En offrant un appui personnalisé qui pérennise les parcours résidentiels, l’accompagnement social représente, pour les professionnels du secteur, un atout clé pour mieux (re)loger les plus précaires. Importance du lien familial, soutien administratif, nécessité du temps long… Delphine Depaix, directrice de la cohésion sociale et des solidarités à Emmaüs Habitat, témoigne des intérêts et défis d’une telle démarche.
En quoi consiste l’accompagnement social appliqué au logement ?
C’est d’abord un constat : donner un toit à une personne fragilisée ne fait pas tout. Il faut qu’elle s’y sente bien, trouve du sens à s’y installer, des perspectives pour y rester. D’autant que l’entrée dans un logement peut être un moment critique. Celui d’un relâchement après des années où l’on a tenu bon, serré les dents. Il est fréquent que se déclarent, dans la foulée, des pathologies ou des décompensations. C’est le but de l’accompagnement social : bâtir ensemble cet étayage qui fera que, au-delà du seul logement, c’est bien sa vie, sa trajectoire personnelle, qui prendra une nouvelle tournure.
Quel est, précisément, cet «étayage» ?
Il y a d’abord l’accès aux droits : se soigner, percevoir une prestation sociale, accéder à un emploi, voter, etc. Mais aussi, et c’est fondamental, pouvoir renouer ou entretenir les liens familiaux. Ceux-ci sont intimement liés au logement, et dépendent du parcours résidentiel. Il y a également un volet très pratique, qui concerne l’occupation du logement à proprement parler : comment bien l’habiter, l’entretenir, maîtriser sa consommation d’énergie, etc. Ou l’accompagnement au numérique, vital pour la plupart des démarches administratives et facteur d’inclusion, au marché du travail notamment.

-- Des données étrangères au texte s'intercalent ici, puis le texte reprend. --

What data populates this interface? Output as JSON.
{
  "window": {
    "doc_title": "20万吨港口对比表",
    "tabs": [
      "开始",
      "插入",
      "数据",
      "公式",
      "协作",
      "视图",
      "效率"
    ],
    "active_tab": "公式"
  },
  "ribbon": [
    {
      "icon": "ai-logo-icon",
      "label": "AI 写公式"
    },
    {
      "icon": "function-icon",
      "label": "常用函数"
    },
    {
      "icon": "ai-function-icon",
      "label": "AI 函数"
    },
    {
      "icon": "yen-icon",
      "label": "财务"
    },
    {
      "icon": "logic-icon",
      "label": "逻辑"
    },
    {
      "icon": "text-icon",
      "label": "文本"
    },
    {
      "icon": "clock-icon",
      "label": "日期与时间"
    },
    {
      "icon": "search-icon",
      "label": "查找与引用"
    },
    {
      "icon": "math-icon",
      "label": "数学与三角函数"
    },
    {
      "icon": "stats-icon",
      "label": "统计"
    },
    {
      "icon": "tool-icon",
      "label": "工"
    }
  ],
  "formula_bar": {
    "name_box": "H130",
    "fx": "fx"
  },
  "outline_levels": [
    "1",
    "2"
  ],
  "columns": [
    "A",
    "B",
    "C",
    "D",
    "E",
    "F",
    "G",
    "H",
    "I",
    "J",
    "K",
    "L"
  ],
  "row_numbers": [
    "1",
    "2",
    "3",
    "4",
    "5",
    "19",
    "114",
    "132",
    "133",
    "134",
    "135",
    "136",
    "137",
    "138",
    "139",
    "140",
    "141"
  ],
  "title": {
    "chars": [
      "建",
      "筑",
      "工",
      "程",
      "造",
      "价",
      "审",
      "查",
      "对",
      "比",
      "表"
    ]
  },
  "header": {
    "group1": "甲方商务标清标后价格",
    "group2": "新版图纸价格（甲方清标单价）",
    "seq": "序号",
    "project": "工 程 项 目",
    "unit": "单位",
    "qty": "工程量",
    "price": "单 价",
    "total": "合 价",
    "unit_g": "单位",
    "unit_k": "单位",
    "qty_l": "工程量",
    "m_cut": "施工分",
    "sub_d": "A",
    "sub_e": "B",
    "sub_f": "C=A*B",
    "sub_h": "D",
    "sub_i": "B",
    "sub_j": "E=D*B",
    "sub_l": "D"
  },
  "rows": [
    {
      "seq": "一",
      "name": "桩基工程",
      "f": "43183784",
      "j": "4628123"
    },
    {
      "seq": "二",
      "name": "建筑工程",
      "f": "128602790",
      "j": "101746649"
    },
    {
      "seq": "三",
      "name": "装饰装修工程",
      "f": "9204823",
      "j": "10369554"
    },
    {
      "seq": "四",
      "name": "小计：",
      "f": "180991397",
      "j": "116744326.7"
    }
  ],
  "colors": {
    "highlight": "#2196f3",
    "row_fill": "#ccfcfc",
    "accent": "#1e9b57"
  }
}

Sur quoi, selon vous, repose la réussite de cet accompagnement ?
Sur le temps ! C’est une notion essentielle, très personnelle, fluctuante selon les parcours de vie. Il faut s’y adapter pour ne pas brusquer les personnes accompagnées. Tisser une relation, casser la carapace, demande parfois plusieurs mois. La société a appris aux plus vulnérables à ne rien demander, et surtout pas de l’aide. Ils doivent prendre conscience qu’ils sont désormais autorisés à le faire.
Les publics ont-ils évolué, de nouvelles problématiques émergé ?
On peut citer deux grandes tendances, parmi d’autres : davantage de femmes et de mères isolées ; et de plus en plus de seniors précaires. L’accompagnement du vieillissement est d’ailleurs un enjeu majeur pour les années à venir. Aujourd’hui, plus qu’avant, on vieillit dans le parc social. Cela nécessite des logements adaptés, la présence d’animateurs spécialisés, de relais pour les aidants, etc.
Quid, enfin, de l’ancrage territorial et sociétal des dispositifs d’accueil ?
Il est primordial de créer des liens avec l’extérieur, s’inscrire dans la vie de la cité pour ne pas se retrouver en vase clos. Le secteur s’y emploie. Les options sont multiples : c’est, par exemple, installer une épicerie solidaire au sein d’une pension de famille, ou choisir d’implanter une résidence pour personnes atteintes de troubles psychiatriques en centre-ville plutôt qu’en périphérie. Le logement accompagné, s’il est intégré, fabrique de la cohésion sociale.